The substitution method is a powerful tool for solving inequalities, especially when working with variables like \(x\) and \(y\). To apply this method, a specific value is given for each variable in the inequality. By replacing the variables with these values, you can determine whether the given condition holds true or not.

For the exercise provided, the substitution method was used to verify if the point \((2,3)\) satisfied the inequality \(4x - 2y \geq 1\). Here's how it works:

• Start by taking the values provided in the coordinate point. In this case, \(x = 2\) and \(y = 3\).
• Replace \(x\) and \(y\) in the inequality with these values. So, it becomes \(4(2) - 2(3)\).
• Solve the arithmetic expression to see if the inequality is true. If it is, the point satisfies the inequality.

With practice, the substitution method can quickly tell if a specific point is a solution to an inequality.

Understanding coordinate points is key when determining solutions for inequalities involving two variables like \(x\) and \(y\). A coordinate point is simply a pair of values representing a position in a two-dimensional space.

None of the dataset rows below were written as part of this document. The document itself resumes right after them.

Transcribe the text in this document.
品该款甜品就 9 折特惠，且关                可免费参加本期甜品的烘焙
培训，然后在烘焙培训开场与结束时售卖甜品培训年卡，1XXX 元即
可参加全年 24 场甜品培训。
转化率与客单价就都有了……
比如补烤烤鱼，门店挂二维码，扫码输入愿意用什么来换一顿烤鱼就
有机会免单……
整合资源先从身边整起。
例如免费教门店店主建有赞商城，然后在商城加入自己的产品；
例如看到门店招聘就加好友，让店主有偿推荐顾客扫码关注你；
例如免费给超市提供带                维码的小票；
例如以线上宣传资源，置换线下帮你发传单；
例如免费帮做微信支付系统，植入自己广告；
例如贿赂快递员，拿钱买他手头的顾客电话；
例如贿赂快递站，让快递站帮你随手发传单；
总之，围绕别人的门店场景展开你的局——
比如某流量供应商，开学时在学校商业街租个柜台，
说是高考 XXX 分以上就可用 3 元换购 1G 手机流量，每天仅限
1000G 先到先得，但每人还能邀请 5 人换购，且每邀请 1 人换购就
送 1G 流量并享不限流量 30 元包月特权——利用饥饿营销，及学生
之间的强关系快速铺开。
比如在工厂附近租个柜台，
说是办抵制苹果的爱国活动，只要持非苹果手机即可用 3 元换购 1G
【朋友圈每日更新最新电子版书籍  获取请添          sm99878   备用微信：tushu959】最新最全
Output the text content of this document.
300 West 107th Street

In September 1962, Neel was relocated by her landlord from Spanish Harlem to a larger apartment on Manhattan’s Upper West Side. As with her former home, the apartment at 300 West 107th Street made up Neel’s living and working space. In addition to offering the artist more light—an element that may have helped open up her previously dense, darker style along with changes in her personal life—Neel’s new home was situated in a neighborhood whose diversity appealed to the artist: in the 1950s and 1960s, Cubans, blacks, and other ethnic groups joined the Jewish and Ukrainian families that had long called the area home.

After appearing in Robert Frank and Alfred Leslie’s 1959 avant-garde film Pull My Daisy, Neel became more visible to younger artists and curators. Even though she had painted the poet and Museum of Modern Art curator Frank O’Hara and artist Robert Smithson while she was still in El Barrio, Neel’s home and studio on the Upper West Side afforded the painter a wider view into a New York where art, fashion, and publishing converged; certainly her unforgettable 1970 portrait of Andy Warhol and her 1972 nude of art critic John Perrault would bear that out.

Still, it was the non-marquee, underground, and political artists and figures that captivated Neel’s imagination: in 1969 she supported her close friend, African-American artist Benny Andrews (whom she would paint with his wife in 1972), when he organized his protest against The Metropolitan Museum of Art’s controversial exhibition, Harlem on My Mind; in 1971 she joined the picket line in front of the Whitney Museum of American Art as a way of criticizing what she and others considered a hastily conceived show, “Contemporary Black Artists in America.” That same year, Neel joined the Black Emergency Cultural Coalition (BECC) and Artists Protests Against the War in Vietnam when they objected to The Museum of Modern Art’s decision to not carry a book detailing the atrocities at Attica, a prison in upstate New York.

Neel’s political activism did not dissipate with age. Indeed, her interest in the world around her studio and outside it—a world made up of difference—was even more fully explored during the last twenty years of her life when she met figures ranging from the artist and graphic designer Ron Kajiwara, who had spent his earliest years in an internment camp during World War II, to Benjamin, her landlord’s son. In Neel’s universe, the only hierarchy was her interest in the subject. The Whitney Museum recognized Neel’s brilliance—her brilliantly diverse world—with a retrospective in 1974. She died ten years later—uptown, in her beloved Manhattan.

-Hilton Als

In the problem, the point \((2,3)\) is a coordinate point where \(2\) represents the \(x\)-value, and \(3\) represents the \(y\)-value. You use these coordinate points to substitute into inequalities to see if they satisfy the conditions given.

Think of coordinate points as specific locations that tell you where to test or verify conditions in an inequality. Knowing how to properly identify and work with these points helps you solve problems faster and with more accuracy.

• Coordinate points provide clarity in solutions involving graphs or plots.
• They help navigate through graphs, making it easier to find solutions or identify possible errors.

Inequality solutions determine whether a certain condition holds for a range of values or specific points. In our case, we dealt with an inequality in the form \(4x - 2y \geq 1\) and checked whether the point \((2,3)\) was a solution.

To find out if an inequality is satisfied by a point, you perform simple arithmetic operations after substituting the given values. For example, by substituting \(x = 2\) and \(y = 3\) into \(4x - 2y \geq 1\), we calculated that the left side of the inequality equals \(2\), which is indeed greater than \(1\). Thus, the inequality is satisfied.

• Solutions to inequalities can be specific points or ranges of points, depending on the condition.
• Verifying solutions is about ensuring the left-side arithmetic results satisfy the right-side of the inequality.

Evaluating inequality solutions allows us to determine whether points meet the set conditions. In many applications, solving inequalities involves checking multiple points or entire regions, which is useful in real-world problem solving.